Transnational Lives in Global Cities
Title | Transnational Lives in Global Cities PDF eBook |
Author | Caroline Plüss |
Publisher | Springer |
Pages | 313 |
Release | 2018-12-21 |
Genre | Social Science |
ISBN | 3319963317 |
This book investigates the transnational experiences of Chinese Singaporeans who lived in one of four global cities: Hong Kong, London, New York, or Singapore. Plüss argues that these middle-class, well-educated, and often highly skilled migrants mostly experienced a sense of dis-embeddedness, and not cosmopolitanism, or hybridity, in their transnational lives. The author’s multi-sited study intersects the Chinese Singaporeans’ highly varied perceptions of these global cities and their biographies to show that these migrants—who often were repeat migrants—foremost experienced ruptures and disjuncture in their education, work, family, and/or friendships/lifestyle contexts. Transnational (dis)embeddedness is explained in terms of the Chinese Singaporeans’ access to resources and their views of self, others, places, and societies. Plüss recommends that research on these migrants should more fully account for the complexities of transnational processes, and contributes with such a knowledge to the scholarship on transnationalism, migration, race and ethnicity, and migrant non-integration.
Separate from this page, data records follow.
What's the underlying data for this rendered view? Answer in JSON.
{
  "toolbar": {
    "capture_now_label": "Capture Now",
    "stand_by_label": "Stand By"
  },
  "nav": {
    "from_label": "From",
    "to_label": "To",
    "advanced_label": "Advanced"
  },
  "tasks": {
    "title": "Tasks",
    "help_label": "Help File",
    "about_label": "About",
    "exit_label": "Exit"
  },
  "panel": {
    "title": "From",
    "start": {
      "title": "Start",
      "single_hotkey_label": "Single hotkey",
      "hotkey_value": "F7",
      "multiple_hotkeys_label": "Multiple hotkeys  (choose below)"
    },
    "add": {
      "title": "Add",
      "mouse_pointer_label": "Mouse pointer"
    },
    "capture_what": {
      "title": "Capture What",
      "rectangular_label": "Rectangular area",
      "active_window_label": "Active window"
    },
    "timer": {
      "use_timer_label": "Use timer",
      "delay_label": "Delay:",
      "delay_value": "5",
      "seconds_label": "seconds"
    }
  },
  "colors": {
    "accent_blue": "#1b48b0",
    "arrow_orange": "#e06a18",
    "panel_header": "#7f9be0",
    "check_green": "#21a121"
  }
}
Transnational Lives in China
Title | Transnational Lives in China PDF eBook |
Author | A. Lehmann |
Publisher | Springer |
Pages | 237 |
Release | 2014-01-16 |
Genre | Social Science |
ISBN | 1137319151 |
Increasing numbers of people from Western nations are leaving home to work within the developing economies of Asia. Here, Angela Lehmann explores a second-tier city in China and uses sociological theory to understand the impact of global mobility on identity, community and belonging.
Locating Migration
Title | Locating Migration PDF eBook |
Author | Nina Glick Schiller |
Publisher | |
Pages | 300 |
Release | 2011 |
Genre | Cities and towns |
ISBN | 9780801476877 |
This books examines the relationship between migrants and cities in a time of massive urban restructuring, finding that locality matters in migration research and migrants matter in the reconfiguration of contemporary cities.
The Global City
Title | The Global City PDF eBook |
Author | Saskia Sassen |
Publisher | Princeton University Press |
Pages | 481 |
Release | 2013-04-04 |
Genre | Social Science |
ISBN | 1400847486 |
This classic work chronicles how New York, London, and Tokyo became command centers for the global economy and in the process underwent a series of massive and parallel changes. What distinguishes Sassen's theoretical framework is the emphasis on the formation of cross-border dynamics through which these cities and the growing number of other global cities begin to form strategic transnational networks. All the core data in this new edition have been updated, while the preface and epilogue discuss the relevant trends in globalization since the book originally came out in 1991.
Moving Cities – Contested Views on Urban Life
Title | Moving Cities – Contested Views on Urban Life PDF eBook |
Author | Lígia Ferro |
Publisher | Springer |
Pages | 224 |
Release | 2017-08-03 |
Genre | Social Science |
ISBN | 3658184620 |
The texts of the book focus on the problems and challenges of urban change, especially in Europe, in the contemporary context of intense mobility. The main topics are mobility, urban social structure, migrations, urban inequalities, urban activism, community, neighbourhood life, uses of public spaces and methodological approaches to urban life such as ethnography.
Making Cities Global
Title | Making Cities Global PDF eBook |
Author | A. K. Sandoval-Strausz |
Publisher | University of Pennsylvania Press |
Pages | 352 |
Release | 2018 |
Genre | History |
ISBN | 0812249542 |
Making Cities Global argues that combining urban history with a transnational approach leads to a better understanding of our increasingly interconnected world. In order to achieve prosperity, peace, and sustainability in metropolitan areas in the present and into the future, we must understand their historical origins and development.
Global Cities, Local Streets
Title | Global Cities, Local Streets PDF eBook |
Author | Sharon Zukin |
Publisher | Routledge |
Pages | 242 |
Release | 2015-07-16 |
Genre | Social Science |
ISBN | 1317689747 |
Global Cities, Local Streets: Everyday Diversity from New York to Shanghai, a cutting-edge text/ethnography, reports on the rapidly expanding field of global, urban studies through a unique pairing of six teams of urban researchers from around the world. The authors present shopping streets from each city – New York, Shanghai, Amsterdam, Berlin, Toronto, and Tokyo – how they have changed over the years, and how they illustrate globalization embedded in local communities. This is an ideal addition to courses in urbanization, consumption, and globalization.. The book’s companion website, www.globalcitieslocalstreets.org, has additional videos, images, and maps, alongside a forum where students and instructors can post their own shopping street experiences.